We identified two variants previously associated with spherical equivalent in our study. All variants were located within the same genetic region (Chen et al., 2016; Kiefer et al., 2013; Solouki et al., 2010). One of them (rs634990) was genotyped on the exome array and the other (rs685352) was imputed. Both are on chromosome 15q14, 39 kb upstream from the 3′ end of the GJD2 gene. Mutations in the GJD2 gene have been repeatedly associated with refractive error and degenerative myopia (“GeneCards Human Genome Database,” 2017; Solouki et al., 2010). The imputed variant was initially significantly associated in a Dutch population-based study with replication in four independent cohorts with 15,608 individuals in the meta-analysis of all cohorts (Solouki et al., 2010). The effect in the meta-analysis was lower than in the current study, however, it showed some variation in the European cohorts included (−0.05 to 0.33) depending on the cohort. This range is consistent with the value obtained in this study adding reliability to our findings.
The same variant was also detected in a meta-analysis (n = 49,363) including 26,615 Caucasians (Verhoeven et al., 2012). Although the minor allele, MAF, adjusted covariates, and directions of effect presented for this variant are consistent between these two published studies, the magnitudes of effect are less consistent (Solouki et al., 2010; Verhoeven et al., 2012). In our case, we observed a larger effect compared to the meta-analysis presented by Verhoeven et al. However, that analysis included multiple cohorts across Europe and Asians with different characteristic regarding age, height, and sex with internal variability in the findings: the effect size of the discovery population was −0.20, −0.08 in the (larger) replication, and −0.11 in the Asian population. The studies would likely be more comparable if they were homogeneous cohorts, such as the BDES.

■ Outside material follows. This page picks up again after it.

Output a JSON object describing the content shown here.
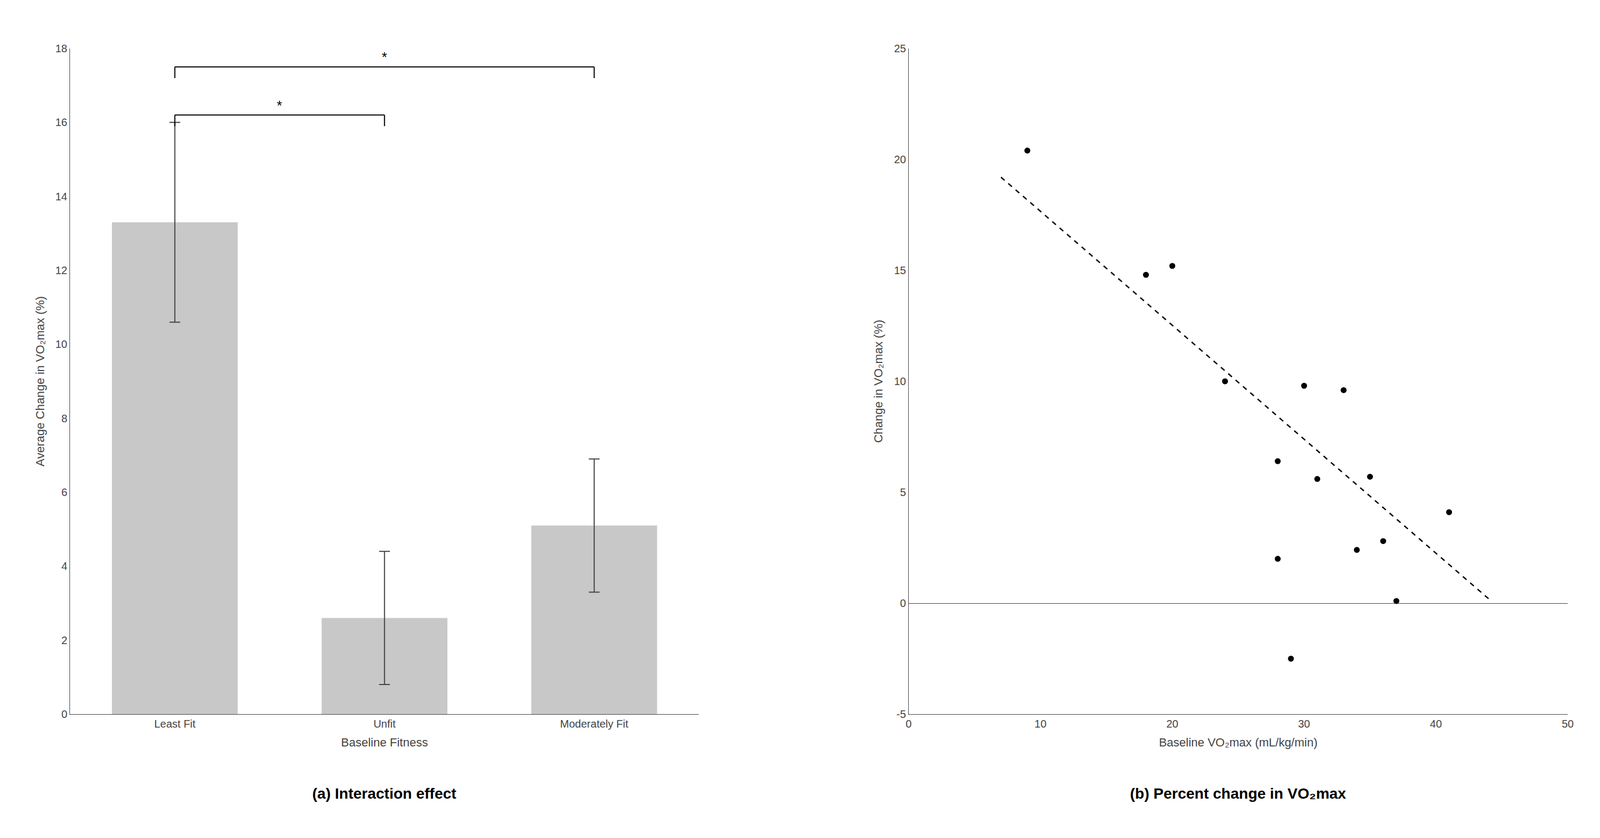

We did not replicate any previously associated variants with axial length in our study (Cheng et al., 2013; Fan et al., 2012). With a MAF of 0.3, the sample size, and mean axial length from our axial length sample, we calculated that we have 80% power to detect significant associations (at P < 0.01) only if effect sizes were ˃0.20. This effect size is larger than those reported in the current study; thus, we did not have sufficient power to detect associations with variants previously reported with axial length.
In summary, we replicated variants within previously published genetic regions after increasing the coverage with imputed variants. The replicated variants were in high LD with associated variants genotyped on the exome array. This finding confirms these loci as etiologically relevant for the associated ocular traits. Further analysis of the replicated loci would potentially help to understand relevant biological mechanisms underlying these phenotypes.
ACKNOWLEDGMENTS
Research reported in this publication was supported by the National Eye Institute of the National Institutes of Health under grant award numbers R01EY021531, U10006594 and 1T32EI022303; and by the Research to Prevent Blindness Unrestricted Grant to the Department of Ophthalmology and Visual Sciences, University of Wisconsin. We acknowledge the editorial contributions of Nicole Thornton. The authors are grateful to the study participants and thank the staff and investigators of the Beaver Dam Eye Study.
CONFLICTS OF INTEREST
The authors declare no conflict of interest.